Jim Tanimoto: The camp was basically peaceful. Everyone was objecting to the fact that we were behind barbed wire, but we accepted it. But once the loyalty papers were passed out, it was different. Thirty-six of us in Block 42 refused to answer this questionnaire. If we didn’t answer it, we could be fined up to $10,000 and jailed for 10, 20 years. Even with this threat, we didn’t sign it.
Our whole block was surrounded with soldiers armed with rifles and bayonets a few days after we didn’t turn in the papers. As we finished our dinner at the mess hall and came out, we were sorted, separated, and I was taken with half of the men out of the camp to a building. It wasn’t until I saw the bars that I realized I was being put in jail. The administration was trying to make an example of us so that other blocks wouldn’t do the same thing. It turned out to rally everyone together — the other inmates saw us leave for jail and, in an effort to support us, they resisted the questionnaire too.
Satsuki Ina: My parents had a sense that America was not going to be a good place to raise their children, and they resolved that the only good place for their children’s future was in Japan. They both said they hoped Japan would win the war — not so much as a disloyal statement toward America, but more to ensure they would be on the list to go back to Japan. Once they said “no-no” to the questionnaire, our family was automatically branded as “enemy aliens,” and no longer American citizens. Many kibei were sent to Department of Justice camps, and my father was taken away. My mother was left alone with two very small children.
George Nakano: The conditions in Jerome were much better compared to Tule Lake. We were there for one year, and because both my parents did not answer a simple “yes-yes” on the loyalty questionnaire, we got sent to Tule Lake. What’s interesting is the question asked of my mother: “Would you be willing to serve in the WAC or the military nurse attachment?” She answered “no” because she had two children to take care of. At that time, my sister was four years old and I was seven years old. If she were to be gone, along with my father, who’s going to take care of the kids? Did they ask this question to every American female? No. They only asked those who were in camp.

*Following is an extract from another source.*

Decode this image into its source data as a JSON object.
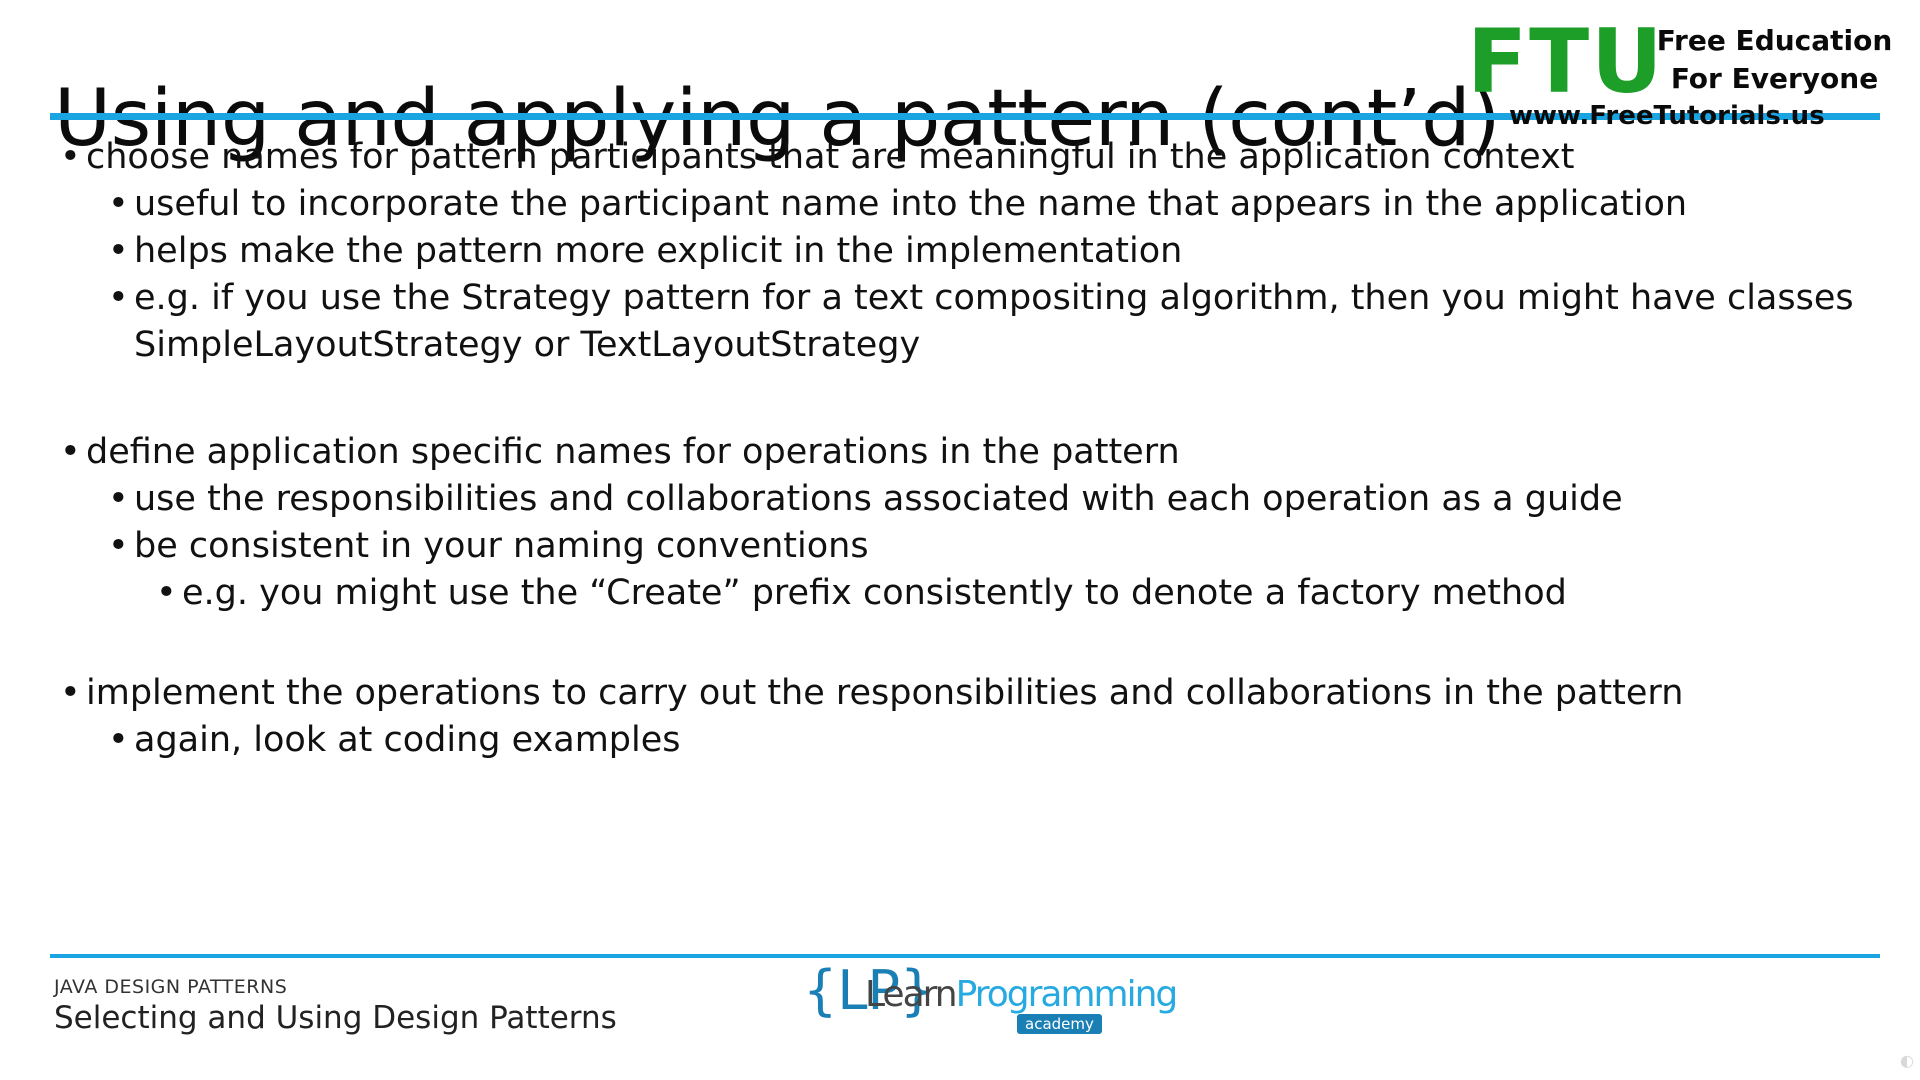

Hiroshi Kashiwagi: The famous questions 27 and 28 were: “Would you serve in the armed forces?” and my response was, “Why should I? I’m being imprisoned.” The second one was: “Are you loyal to the United States, and would you withdraw your allegiance to other powers?” Ridiculous question, because obviously we were loyal. We had followed the order to leave our homes. We knew we had our rights guaranteed by the Constitution, and we had done nothing except that we looked like the enemy. We had a right to refuse, so I didn’t answer the questions, which put me in the “no-no” category.
Tule Lake became a segregation center on July 15, 1943, and 12,000 “no-nos” and their families were transferred there from other camps. Tule Lake became overcrowded and violent as the friction intensified between the “troublemakers” and those who complied with the administration. Inmates found other ways to protest their imprisonment.